Come September, Peter is tired of the constant maintenance of motors and skiffs. Some seasons, salmon fishing feels like that old joke about farming—what you do between breakdowns. Some years, it's all work and too few fish to pay for it.
Heavy fishing is what we're always hoping for, and when it happens, Peter is euphoric and I realize I've inadvertently been wishing myself more solo parenting. This is the point in the summer when I'd really like to meet a friend at the park and vent about the imbalance of fishing demands on family time, and by the end of our conversation I'd be over it. But when Peter's alarm goes off at 5 a.m., I ask myself if I'd really rather be the one pulling on wet rain gear in the dark to pick the nets, and I get over it.
I remind myself of those things the fishsite nurtures in our kids—curiosity, flexibility and a kinship with the natural world. It helps to see each season with a mother's eyes—all these days not sharing the kids with schedules, classrooms, homework and friends. No phones ringing and nowhere we have to be. We can read six chapters of Harry Potter in one sitting, and finish half the series in a summer. Living remote makes it easy to let all else fall away.
There's a family down the bay from us with sons who've grown up fishing here. I've always thought of the brothers as a kind of preview of what's to come—with their rope bridges and Swiss Family Robinson tree houses, and summers of archery and ax tossing and cliff jumping. One year their gear shed became a dodge ball court after hundreds of Nerf balls washed up around Uyak when a container ship lost its load in a storm. The boys seem so perfectly suited for setnetting that I was surprised to hear that one brother was anxious to leave the fishsite last August. He was missing his girlfriend. That's coming too, those years our kids would rather spend time with other people instead of with us.
But not yet. Not now. On any given morning, our boys putter down the beach, filling buckets with eels and tide pool creatures. They chop pushki with knives their Papa dulled for them. They beg to ride along when Peter picks the nets and return from delivering salmon to the tender with pockets full of candy. They build fires. They pee outside wherever they want. Their cousins arrive and Papa hands out jelly beans during coffee breaks. They don't bathe for days. "This is the life!" our six-year-old declared—a line borrowed from his grandpa—on his first day back last summer.
Setnetting has given my mother-in-law 40 summers with her twins and her daughter Carrie, who brings the grandkids every July. When she isn't cooking, Jan plays rounds of Scrabble with Peter's sister, Jackie, who still picks a bouquet of wildflowers for her mom's birthday in August like she has since she was five.
Pete's parents, our partners in this business, are in their 70s. It's not possible to picture the fishsite kitchen without Jan in it, or to listen to the VHF without hearing Pete Senior's voice on it. The steady rhythm of days out here sometimes fools me into thinking that seasons in Uyak will continue like they always have.

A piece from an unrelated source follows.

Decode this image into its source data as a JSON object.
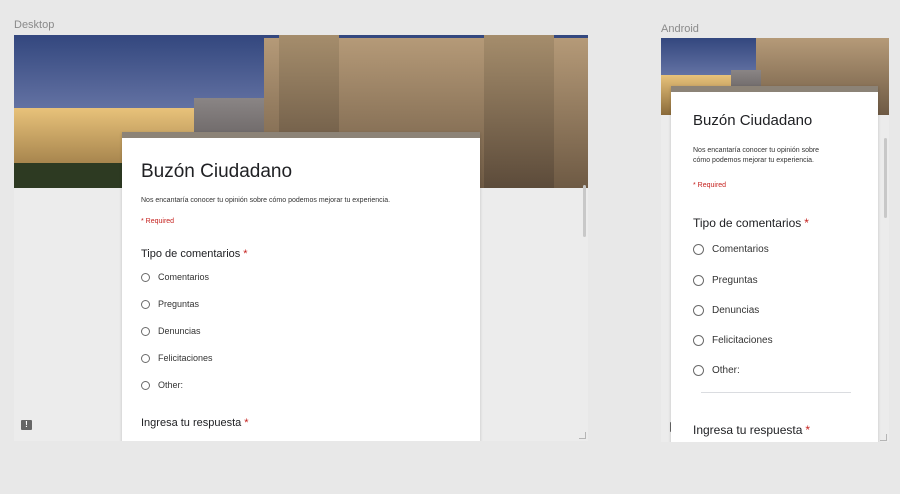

We have a second-hand trampoline where our boys spend countless hours bouncing against a changing view—humpback and fin whales, sea otters, eagles, sea lions and seals, and on rare days, the shimmering white peaks of mainland Alaska across Shelikof Strait. From here, the contour of mountains across the bay is as familiar as running a hand over your old dog's back. Most evenings before bedtime I watch the boys leap into the darkening sky, though already I'm seeing the scene as a photograph, the only way to hold them still in that moment, in their focused delight at how their bodies move through the air, as if it's the easiest thing in the world to be soaring and rooted in a place like this.